Retail is under strain, but asset quality has trended better than peers due to a large-corporate tilt. Increased state-directed lending to less commercially viable projects though could pressure credit metrics over time.
Key Metric
AS OF 24 Feb 2026| IDR bn | FY21 | FY22 | FY23 | FY24 | FY25 |
|---|---|---|---|---|---|
| PPP ROA | 3.5% | 3.9% | 4.1% | 3.8% | 3.3% |
| ROA | 1.7% | 2.2% | 2.6% | 2.4% | 2.1% |
| ROE | 14.2% | 19.0% | 22.4% | 20.5% | 19.5% |
| Equity/Assets | 11.9% | 11.5% | 12.0% | 11.7% | 10.4% |
| CET1 Ratio | 18.4% | 18.6% | 20.8% | 19.6% | 19.3% |
| NPL Ratio | 2.72% | 1.92% | 1.19% | 1.12% | 1.13% |
| Provisions/Average Loans | 1.98% | 1.41% | 0.79% | 0.77% | 0.57% |
| LDR | 81% | 81% | 89% | 98% | 90% |
CreditSight View Comment
AS OF 06 Feb 2026Mandiri is the biggest bank in Indonesia by assets and 60% government owned.

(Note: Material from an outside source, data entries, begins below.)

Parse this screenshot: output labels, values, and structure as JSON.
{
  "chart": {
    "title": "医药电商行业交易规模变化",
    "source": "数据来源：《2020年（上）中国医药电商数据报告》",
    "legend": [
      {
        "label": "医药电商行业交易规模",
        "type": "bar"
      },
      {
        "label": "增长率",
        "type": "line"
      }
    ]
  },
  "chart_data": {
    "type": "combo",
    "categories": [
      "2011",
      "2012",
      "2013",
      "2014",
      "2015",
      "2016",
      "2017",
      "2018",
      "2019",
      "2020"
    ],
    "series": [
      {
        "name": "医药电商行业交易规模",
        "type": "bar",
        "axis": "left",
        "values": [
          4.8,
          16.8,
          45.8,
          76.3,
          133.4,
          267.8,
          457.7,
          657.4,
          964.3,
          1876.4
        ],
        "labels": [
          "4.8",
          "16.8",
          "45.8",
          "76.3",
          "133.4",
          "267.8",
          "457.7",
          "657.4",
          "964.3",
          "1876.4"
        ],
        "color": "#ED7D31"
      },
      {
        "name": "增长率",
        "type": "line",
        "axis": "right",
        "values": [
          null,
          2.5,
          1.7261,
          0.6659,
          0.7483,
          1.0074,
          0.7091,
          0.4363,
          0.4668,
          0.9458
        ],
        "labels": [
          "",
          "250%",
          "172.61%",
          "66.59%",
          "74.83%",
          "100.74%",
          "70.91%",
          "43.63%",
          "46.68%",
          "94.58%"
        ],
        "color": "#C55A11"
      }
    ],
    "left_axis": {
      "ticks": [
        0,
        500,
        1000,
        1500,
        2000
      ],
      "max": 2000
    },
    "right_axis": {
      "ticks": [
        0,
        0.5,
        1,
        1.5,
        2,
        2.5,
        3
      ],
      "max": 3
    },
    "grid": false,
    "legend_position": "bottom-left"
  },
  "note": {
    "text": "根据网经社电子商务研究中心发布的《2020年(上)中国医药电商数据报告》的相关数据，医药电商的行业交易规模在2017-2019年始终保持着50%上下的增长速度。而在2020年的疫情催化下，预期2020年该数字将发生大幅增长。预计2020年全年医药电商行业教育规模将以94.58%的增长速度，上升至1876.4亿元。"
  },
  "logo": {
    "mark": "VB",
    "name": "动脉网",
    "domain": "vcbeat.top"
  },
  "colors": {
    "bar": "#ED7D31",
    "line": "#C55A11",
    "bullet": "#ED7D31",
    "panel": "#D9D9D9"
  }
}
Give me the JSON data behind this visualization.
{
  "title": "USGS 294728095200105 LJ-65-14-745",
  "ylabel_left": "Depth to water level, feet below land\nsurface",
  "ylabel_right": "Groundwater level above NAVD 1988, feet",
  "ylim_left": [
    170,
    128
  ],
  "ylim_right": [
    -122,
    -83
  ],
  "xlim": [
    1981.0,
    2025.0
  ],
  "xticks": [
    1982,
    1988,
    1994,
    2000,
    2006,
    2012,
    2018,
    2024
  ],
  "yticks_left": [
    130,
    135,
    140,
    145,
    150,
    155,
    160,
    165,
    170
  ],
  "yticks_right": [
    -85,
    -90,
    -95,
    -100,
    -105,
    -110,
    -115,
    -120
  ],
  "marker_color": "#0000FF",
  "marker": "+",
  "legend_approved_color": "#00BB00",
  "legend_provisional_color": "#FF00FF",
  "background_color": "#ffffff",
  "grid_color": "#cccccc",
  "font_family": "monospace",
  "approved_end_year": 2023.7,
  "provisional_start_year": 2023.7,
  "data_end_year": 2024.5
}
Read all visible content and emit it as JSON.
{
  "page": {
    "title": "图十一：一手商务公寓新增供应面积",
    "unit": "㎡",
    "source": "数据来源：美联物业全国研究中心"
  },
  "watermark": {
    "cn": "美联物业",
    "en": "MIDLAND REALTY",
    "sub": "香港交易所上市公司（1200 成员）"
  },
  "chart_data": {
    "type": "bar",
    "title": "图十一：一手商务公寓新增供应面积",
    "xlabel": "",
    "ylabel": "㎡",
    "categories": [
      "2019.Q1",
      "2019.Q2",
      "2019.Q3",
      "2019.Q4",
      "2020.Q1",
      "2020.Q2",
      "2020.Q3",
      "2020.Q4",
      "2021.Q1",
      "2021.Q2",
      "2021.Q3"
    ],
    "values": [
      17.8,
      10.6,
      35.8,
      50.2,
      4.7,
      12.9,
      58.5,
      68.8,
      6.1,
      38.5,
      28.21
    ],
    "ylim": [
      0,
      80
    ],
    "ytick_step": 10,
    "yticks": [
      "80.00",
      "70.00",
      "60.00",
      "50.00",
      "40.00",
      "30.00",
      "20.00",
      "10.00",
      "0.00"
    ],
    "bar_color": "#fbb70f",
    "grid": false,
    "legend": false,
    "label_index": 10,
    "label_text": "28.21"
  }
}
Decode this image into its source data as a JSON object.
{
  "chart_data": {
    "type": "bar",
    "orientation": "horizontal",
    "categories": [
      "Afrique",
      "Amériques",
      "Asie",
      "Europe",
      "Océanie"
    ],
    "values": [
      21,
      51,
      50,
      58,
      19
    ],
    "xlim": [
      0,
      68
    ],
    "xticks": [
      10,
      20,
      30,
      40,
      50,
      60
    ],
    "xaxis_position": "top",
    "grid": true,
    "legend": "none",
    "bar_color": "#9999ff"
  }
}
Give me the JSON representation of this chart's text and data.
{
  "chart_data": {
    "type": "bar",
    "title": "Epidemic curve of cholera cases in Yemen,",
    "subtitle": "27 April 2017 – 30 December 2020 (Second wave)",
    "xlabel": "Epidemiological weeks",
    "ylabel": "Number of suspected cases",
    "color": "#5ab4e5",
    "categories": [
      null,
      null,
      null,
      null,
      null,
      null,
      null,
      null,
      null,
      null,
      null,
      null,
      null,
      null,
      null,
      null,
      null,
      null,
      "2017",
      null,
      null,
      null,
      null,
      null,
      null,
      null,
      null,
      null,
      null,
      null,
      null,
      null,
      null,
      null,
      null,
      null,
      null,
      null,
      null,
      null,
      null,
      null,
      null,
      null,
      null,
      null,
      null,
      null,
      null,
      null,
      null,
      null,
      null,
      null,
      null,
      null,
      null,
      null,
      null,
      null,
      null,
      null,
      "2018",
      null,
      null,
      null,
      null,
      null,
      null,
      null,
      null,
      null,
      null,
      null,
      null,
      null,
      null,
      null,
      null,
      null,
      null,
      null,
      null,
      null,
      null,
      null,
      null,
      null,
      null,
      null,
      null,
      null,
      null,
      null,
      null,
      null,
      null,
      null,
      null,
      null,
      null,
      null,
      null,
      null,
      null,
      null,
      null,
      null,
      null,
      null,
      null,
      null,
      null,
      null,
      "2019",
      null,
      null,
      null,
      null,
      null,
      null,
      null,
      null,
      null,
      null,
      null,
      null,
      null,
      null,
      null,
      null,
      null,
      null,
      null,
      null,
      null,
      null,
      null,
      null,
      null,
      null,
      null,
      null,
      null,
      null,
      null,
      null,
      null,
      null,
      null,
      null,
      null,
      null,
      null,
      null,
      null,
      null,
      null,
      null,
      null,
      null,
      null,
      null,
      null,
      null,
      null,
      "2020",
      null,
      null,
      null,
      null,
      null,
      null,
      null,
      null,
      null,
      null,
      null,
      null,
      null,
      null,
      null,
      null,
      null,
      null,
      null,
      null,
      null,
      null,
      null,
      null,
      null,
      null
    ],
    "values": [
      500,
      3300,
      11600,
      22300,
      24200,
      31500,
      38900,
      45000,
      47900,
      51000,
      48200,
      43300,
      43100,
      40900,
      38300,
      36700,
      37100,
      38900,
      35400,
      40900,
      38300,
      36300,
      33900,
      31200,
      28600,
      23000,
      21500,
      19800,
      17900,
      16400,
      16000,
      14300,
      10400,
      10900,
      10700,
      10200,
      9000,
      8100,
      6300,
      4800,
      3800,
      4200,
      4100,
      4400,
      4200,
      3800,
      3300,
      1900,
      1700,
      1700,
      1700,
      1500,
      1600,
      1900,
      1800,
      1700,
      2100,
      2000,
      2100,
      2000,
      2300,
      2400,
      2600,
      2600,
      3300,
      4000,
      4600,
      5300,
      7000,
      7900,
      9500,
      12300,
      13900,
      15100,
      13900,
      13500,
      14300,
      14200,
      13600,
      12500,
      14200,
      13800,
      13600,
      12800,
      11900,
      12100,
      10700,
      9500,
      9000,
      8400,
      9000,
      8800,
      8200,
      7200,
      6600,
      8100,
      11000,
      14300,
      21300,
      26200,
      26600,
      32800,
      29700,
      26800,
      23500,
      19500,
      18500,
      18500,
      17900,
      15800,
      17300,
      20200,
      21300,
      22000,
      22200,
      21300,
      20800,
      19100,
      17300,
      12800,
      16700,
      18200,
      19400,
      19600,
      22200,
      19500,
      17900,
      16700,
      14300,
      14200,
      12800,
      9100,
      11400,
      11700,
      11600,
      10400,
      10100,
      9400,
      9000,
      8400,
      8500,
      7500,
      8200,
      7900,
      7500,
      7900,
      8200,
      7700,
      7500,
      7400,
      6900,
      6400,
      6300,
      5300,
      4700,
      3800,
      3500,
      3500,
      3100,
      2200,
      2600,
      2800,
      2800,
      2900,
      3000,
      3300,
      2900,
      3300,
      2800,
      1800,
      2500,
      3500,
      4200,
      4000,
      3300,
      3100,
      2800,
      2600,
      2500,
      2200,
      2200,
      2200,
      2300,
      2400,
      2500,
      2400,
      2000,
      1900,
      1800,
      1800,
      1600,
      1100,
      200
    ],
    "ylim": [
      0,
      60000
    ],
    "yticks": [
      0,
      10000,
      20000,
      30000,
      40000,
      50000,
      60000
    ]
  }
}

It weathered the pandemic well given its focus on large corporates. Funding cost pressure from the tight liquidity environment has eased with recent government stimulus, and loan growth has picked up. Margins though are under pressure from state-subsidized lending programs and rate cuts impacting wholesale lending yields. Soft economic momentum, retail asset quality strains and higher governance risks are also headwinds. Fundamentals however remain sound with a corporates focused book, strong capital and healthy profitability. We expect higher dividend payouts to gradually reduce capital ratios but are comfortable with a 14-16% CET1 ratio. We have Mandiri on U/P due to Indonesia’s macro uncertainty overhang.